« La force de ceux qui aiment apaise même les tourments, la tendresse des femmes recèle tant de puissance. »
de Innokenti Annenski
Extrait du Ma nostalgie
Mythe d'octobre
Je suis triste. Je suis à bout.
J'entends les pas d'un aveugle :
Au-dessus de moi, toute la nuit,
Il trébuche sur le toit.
Et je ne sais si ce sont mes larmes
Qui brûlent mon cœur, ou si
Ce sont celles de l'aveugle
Qui coulent sans réponse,
Qui coulent de ses yeux troubles
Sur ses joues étiolées,
Et qui dans le silence de minuit
Se répandent sur les vitres.
Parmi les mondes
Parmi les mondes, les astres scintillants
Le nom d’une seule Étoile je me rappelle…

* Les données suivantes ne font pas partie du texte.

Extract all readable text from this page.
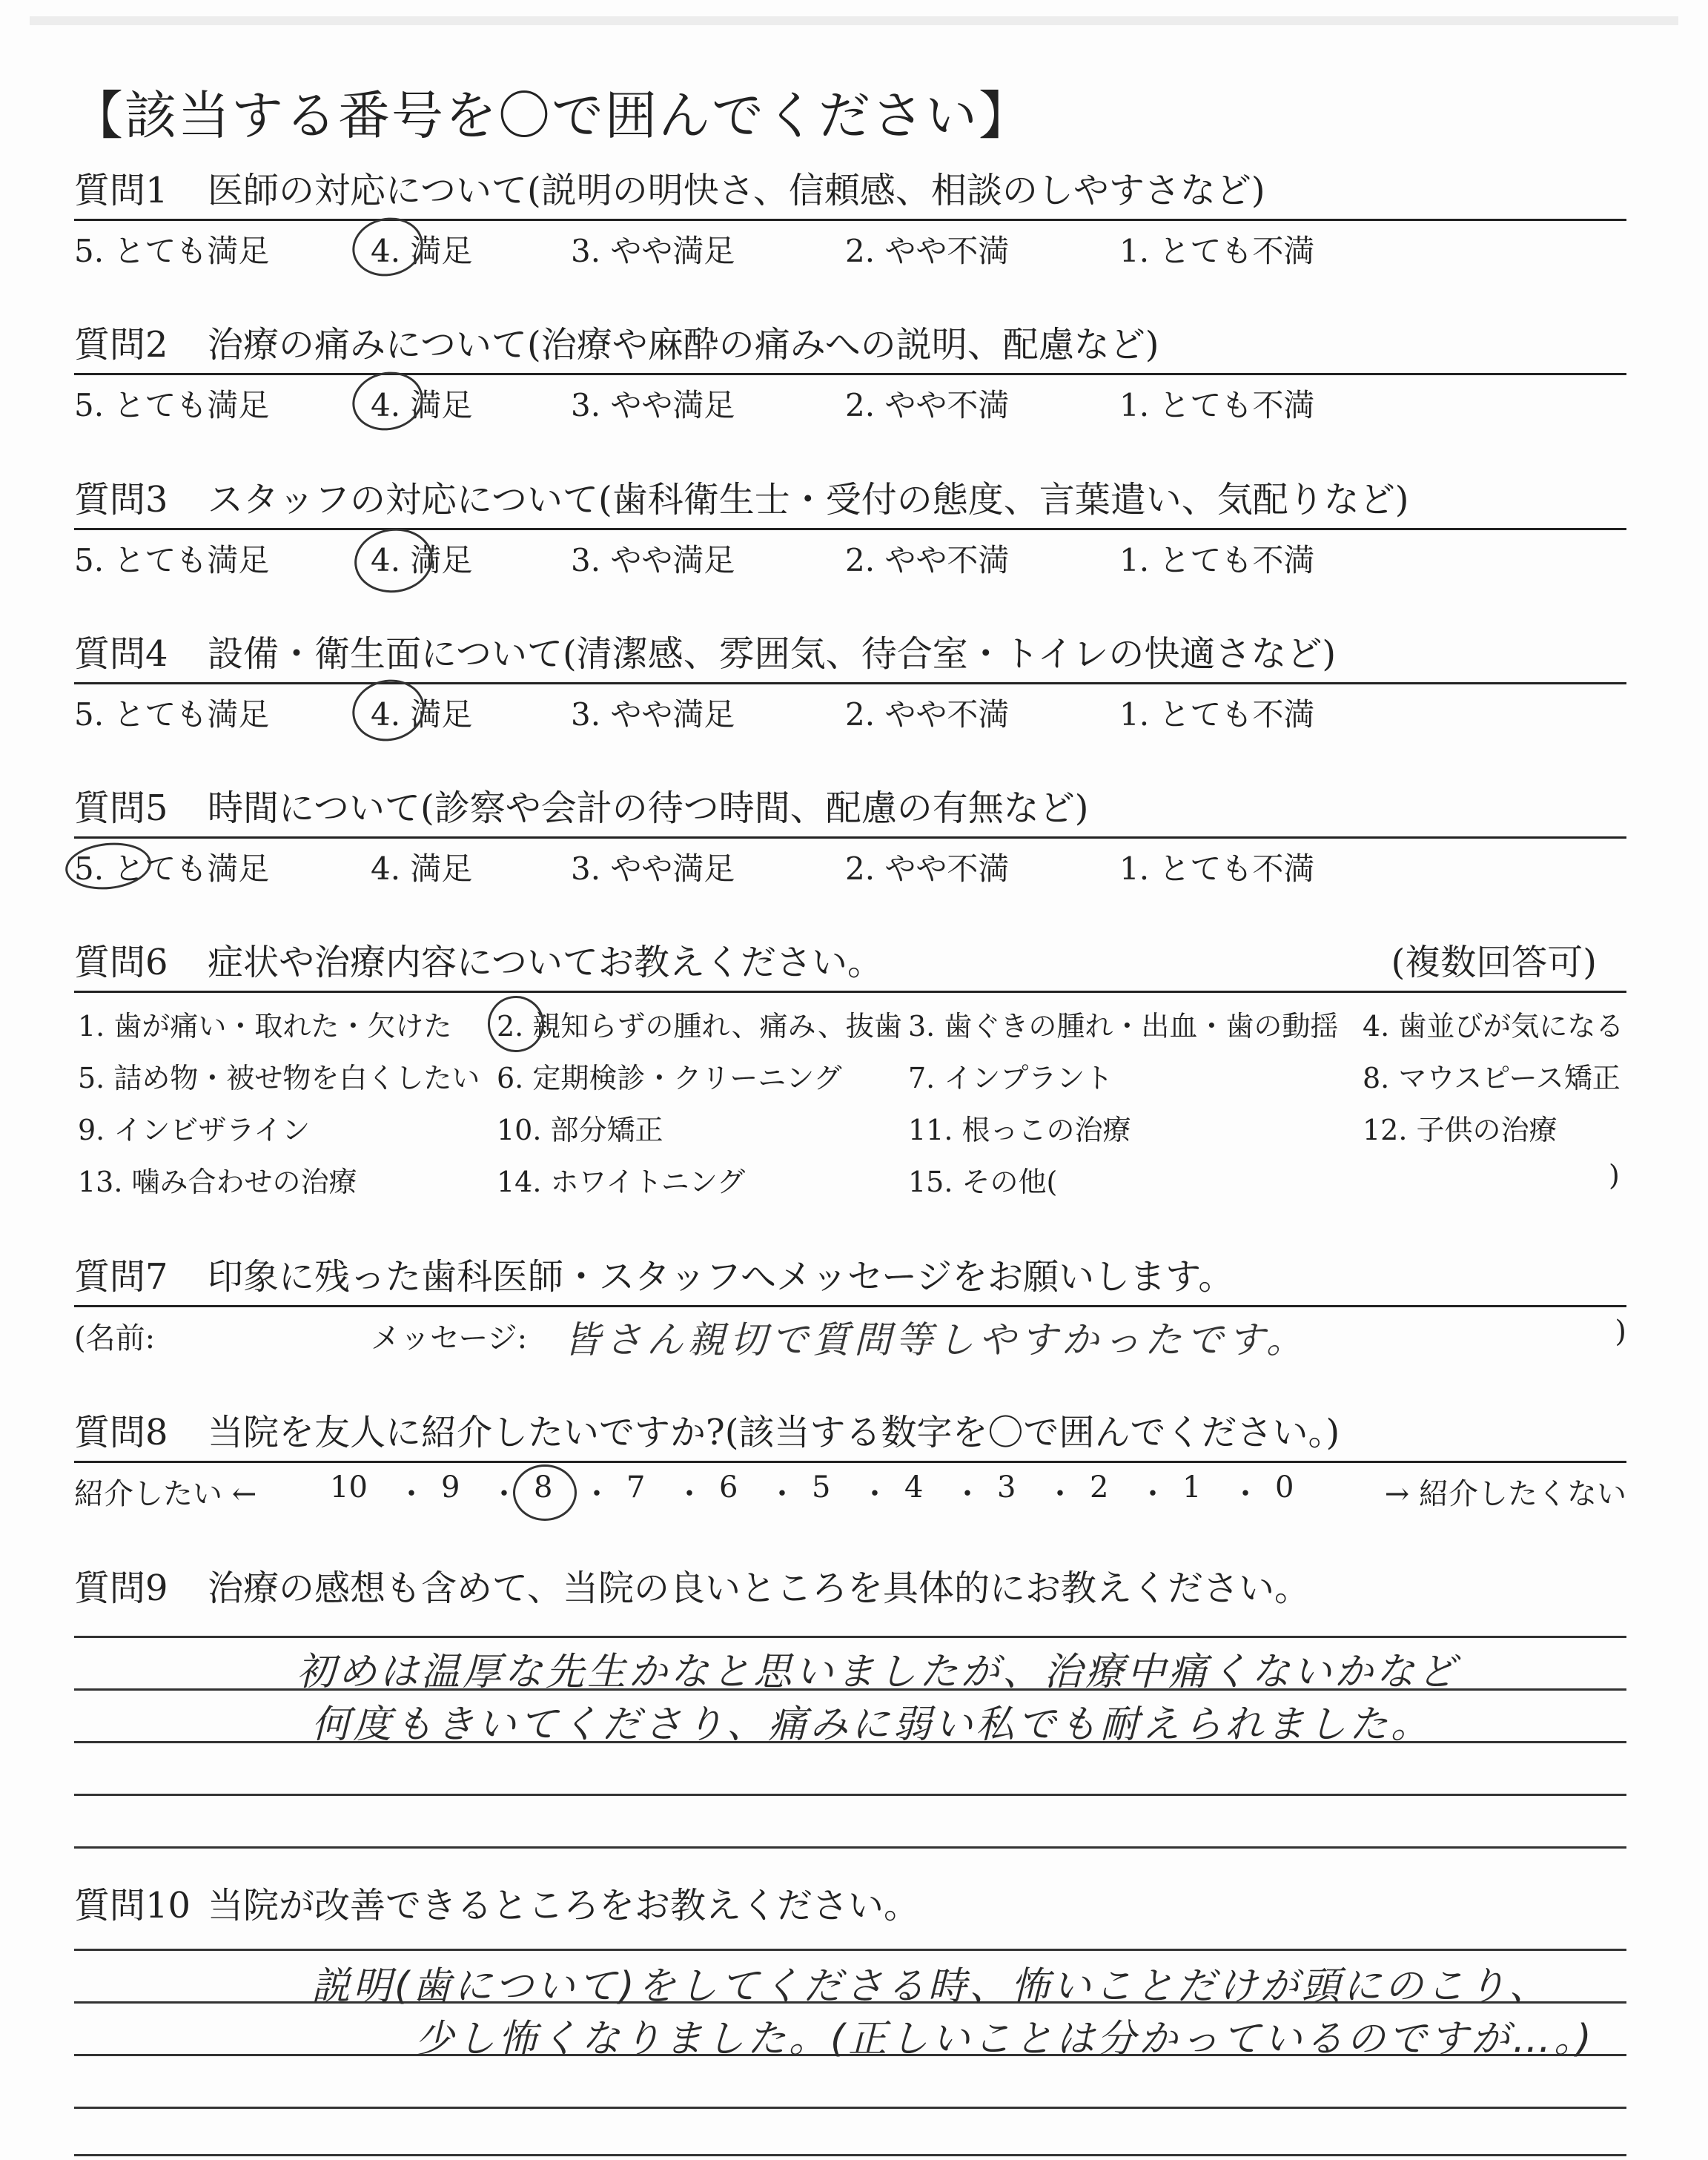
【該当する番号を〇で囲んでください】
質問1 医師の対応について(説明の明快さ、信頼感、相談のしやすさなど)
5. とても満足	4. 満足	3. やや満足	2. やや不満	1. とても不満
質問2 治療の痛みについて(治療や麻酔の痛みへの説明、配慮など)
5. とても満足	4. 満足	3. やや満足	2. やや不満	1. とても不満
質問3 スタッフの対応について(歯科衛生士・受付の態度、言葉遣い、気配りなど)
5. とても満足	4. 満足	3. やや満足	2. やや不満	1. とても不満
質問4 設備・衛生面について(清潔感、雰囲気、待合室・トイレの快適さなど)
5. とても満足	4. 満足	3. やや満足	2. やや不満	1. とても不満
質問5 時間について(診察や会計の待つ時間、配慮の有無など)
5. とても満足	4. 満足	3. やや満足	2. やや不満	1. とても不満
質問6 症状や治療内容についてお教えください。	(複数回答可)
1. 歯が痛い・取れた・欠けた 2. 親知らずの腫れ、痛み、抜歯 3. 歯ぐきの腫れ・出血・歯の動揺 4. 歯並びが気になる
5. 詰め物・被せ物を白くしたい 6. 定期検診・クリーニング 7. インプラント	8. マウスピース矯正
9. インビザライン	10. 部分矯正	11. 根っこの治療	12. 子供の治療
13. 噛み合わせの治療	14. ホワイトニング	15. その他(	)
質問7 印象に残った歯科医師・スタッフへメッセージをお願いします。
(名前:	メッセージ: 皆さん親切で質問等しやすかったです。	)
質問8 当院を友人に紹介したいですか?(該当する数字を〇で囲んでください。)
紹介したい ← 10 ・ 9 ・ 8 ・ 7 ・ 6 ・ 5 ・ 4 ・ 3 ・ 2 ・ 1 ・ 0	→ 紹介したくない
質問9 治療の感想も含めて、当院の良いところを具体的にお教えください。
初めは温厚な先生かなと思いましたが、治療中痛くないかなど
何度もきいてくださり、痛みに弱い私でも耐えられました。
質問10 当院が改善できるところをお教えください。
説明(歯について)をしてくださる時、怖いことだけが頭にのこり、
少し怖くなりました。(正しいことは分かっているのですが…。)
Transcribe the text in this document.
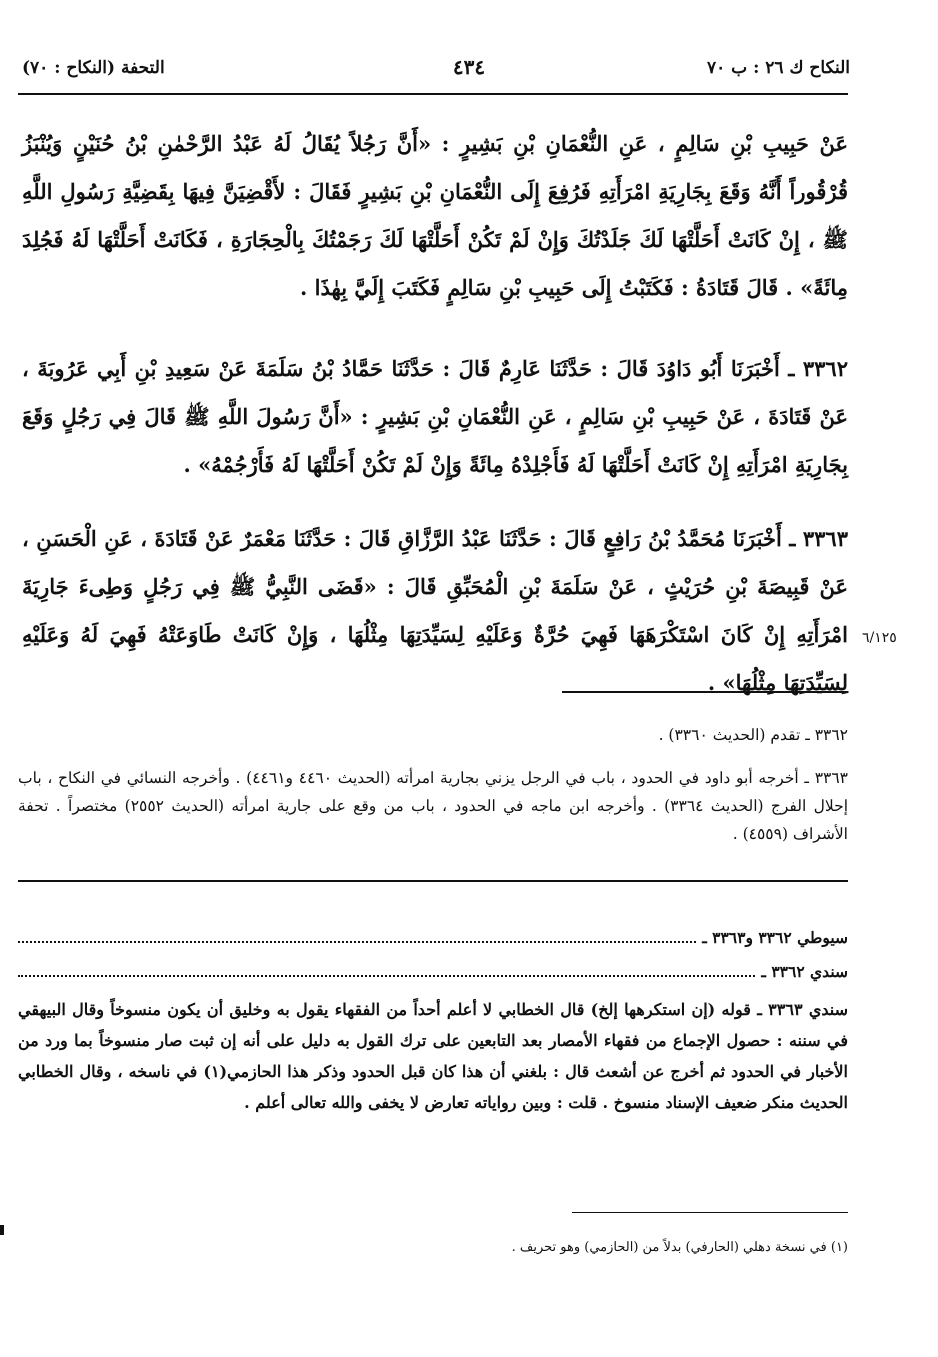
النكاح ك ٢٦ : ب ٧٠
٤٣٤
التحفة (النكاح : ٧٠)
عَنْ حَبِيبِ بْنِ سَالِمٍ ، عَنِ النُّعْمَانِ بْنِ بَشِيرٍ : «أَنَّ رَجُلاً يُقَالُ لَهُ عَبْدُ الرَّحْمٰنِ بْنُ حُنَيْنٍ وَيُنْبَزُ قُرْقُوراً أَنَّهُ وَقَعَ بِجَارِيَةِ امْرَأَتِهِ فَرُفِعَ إِلَى النُّعْمَانِ بْنِ بَشِيرٍ فَقَالَ : لأَقْضِيَنَّ فِيهَا بِقَضِيَّةِ رَسُولِ اللَّهِ ﷺ ، إِنْ كَانَتْ أَحَلَّتْهَا لَكَ جَلَدْتُكَ وَإِنْ لَمْ تَكُنْ أَحَلَّتْهَا لَكَ رَجَمْتُكَ بِالْحِجَارَةِ ، فَكَانَتْ أَحَلَّتْهَا لَهُ فَجُلِدَ مِائَةً» . قَالَ قَتَادَةُ : فَكَتَبْتُ إِلَى حَبِيبِ بْنِ سَالِمٍ فَكَتَبَ إِلَيَّ بِهٰذَا .
٣٣٦٢ ـ أَخْبَرَنَا أَبُو دَاوُدَ قَالَ : حَدَّثَنَا عَارِمٌ قَالَ : حَدَّثَنَا حَمَّادُ بْنُ سَلَمَةَ عَنْ سَعِيدِ بْنِ أَبِي عَرُوبَةَ ، عَنْ قَتَادَةَ ، عَنْ حَبِيبِ بْنِ سَالِمٍ ، عَنِ النُّعْمَانِ بْنِ بَشِيرٍ : «أَنَّ رَسُولَ اللَّهِ ﷺ قَالَ فِي رَجُلٍ وَقَعَ بِجَارِيَةِ امْرَأَتِهِ إِنْ كَانَتْ أَحَلَّتْهَا لَهُ فَأَجْلِدْهُ مِائَةً وَإِنْ لَمْ تَكُنْ أَحَلَّتْهَا لَهُ فَأَرْجُمْهُ» .
٣٣٦٣ ـ أَخْبَرَنَا مُحَمَّدُ بْنُ رَافِعٍ قَالَ : حَدَّثَنَا عَبْدُ الرَّزَّاقِ قَالَ : حَدَّثَنَا مَعْمَرٌ عَنْ قَتَادَةَ ، عَنِ الْحَسَنِ ، عَنْ قَبِيصَةَ بْنِ حُرَيْثٍ ، عَنْ سَلَمَةَ بْنِ الْمُحَبِّقِ قَالَ : «قَضَى النَّبِيُّ ﷺ فِي رَجُلٍ وَطِىءَ جَارِيَةَ امْرَأَتِهِ إِنْ كَانَ اسْتَكْرَهَهَا فَهِيَ حُرَّةٌ وَعَلَيْهِ لِسَيِّدَتِهَا مِثْلُهَا ، وَإِنْ كَانَتْ طَاوَعَتْهُ فَهِيَ لَهُ وَعَلَيْهِ لِسَيِّدَتِهَا مِثْلُهَا» .
٦/١٢٥
٣٣٦٢ ـ تقدم (الحديث ٣٣٦٠) .
٣٣٦٣ ـ أخرجه أبو داود في الحدود ، باب في الرجل يزني بجارية امرأته (الحديث ٤٤٦٠ و٤٤٦١) . وأخرجه النسائي في النكاح ، باب إحلال الفرج (الحديث ٣٣٦٤) . وأخرجه ابن ماجه في الحدود ، باب من وقع على جارية امرأته (الحديث ٢٥٥٢) مختصراً . تحفة الأشراف (٤٥٥٩) .
سيوطي ٣٣٦٢ و٣٣٦٣ ـ
سندي ٣٣٦٢ ـ
سندي ٣٣٦٣ ـ قوله (إن استكرهها إلخ) قال الخطابي لا أعلم أحداً من الفقهاء يقول به وخليق أن يكون منسوخاً وقال البيهقي في سننه : حصول الإجماع من فقهاء الأمصار بعد التابعين على ترك القول به دليل على أنه إن ثبت صار منسوخاً بما ورد من الأخبار في الحدود ثم أخرج عن أشعث قال : بلغني أن هذا كان قبل الحدود وذكر هذا الحازمي(١) في ناسخه ، وقال الخطابي الحديث منكر ضعيف الإسناد منسوخ . قلت : وبين رواياته تعارض لا يخفى والله تعالى أعلم .
(١) في نسخة دهلي (الحارفي) بدلاً من (الحازمي) وهو تحريف .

Ce n’est pas comme si je l’avais aimée vraiment,
C’est qu’avec les autres j’ai un ennui mortel.
Et si le doute pèse sur moi tel un fardeau lourd,
Elle seule pourra me donner une vision claire.
Ce n’est pas qu’Elle m’apporte la clarté du jour,
C’est qu’avec Elle on n’a plus besoin de lumière.
1909
(traduit du russe par Véronika Perminova)
Les Cauchemars de la conscience
Les vieilles estoniennes
extrait 1
Si les nuits sont muettes comme des nuits de prison,
Si les songes sont ténus comme des fils d'araigne,
Sache-le : elles approchent les vieilles estoniennes,
Elles approchent les vieilles des abords de Revel.
Elles entrent et font une révérence sévère,
Me voilà leur captif pour longtemps,
Leurs vêtements sont pauvres et austères,
Et dans chaque besace — un rondin.
Demain, je le sais, ce cauchemar pénible
Va me rendre méconnaissant.
Que de fois les ai-je suppliées : « Oubliez.. »
Pour lire leur muet : « Impossible ».
Comme la terre ces visages ne peuvent dire
La foi qui est ensevelie dans leurs cœurs…
Elles ne me regardent pas — elles tricotent seulement
Un bas gris qui ne finit jamais.
Courtoises — elles se sont retirées dans un coin…
N'aie pas peur : assieds-toi dans ton lit…
N'est-ce pas une erreur, ô vieilles estoniennes,
Il existe sûrement plus coupable que moi.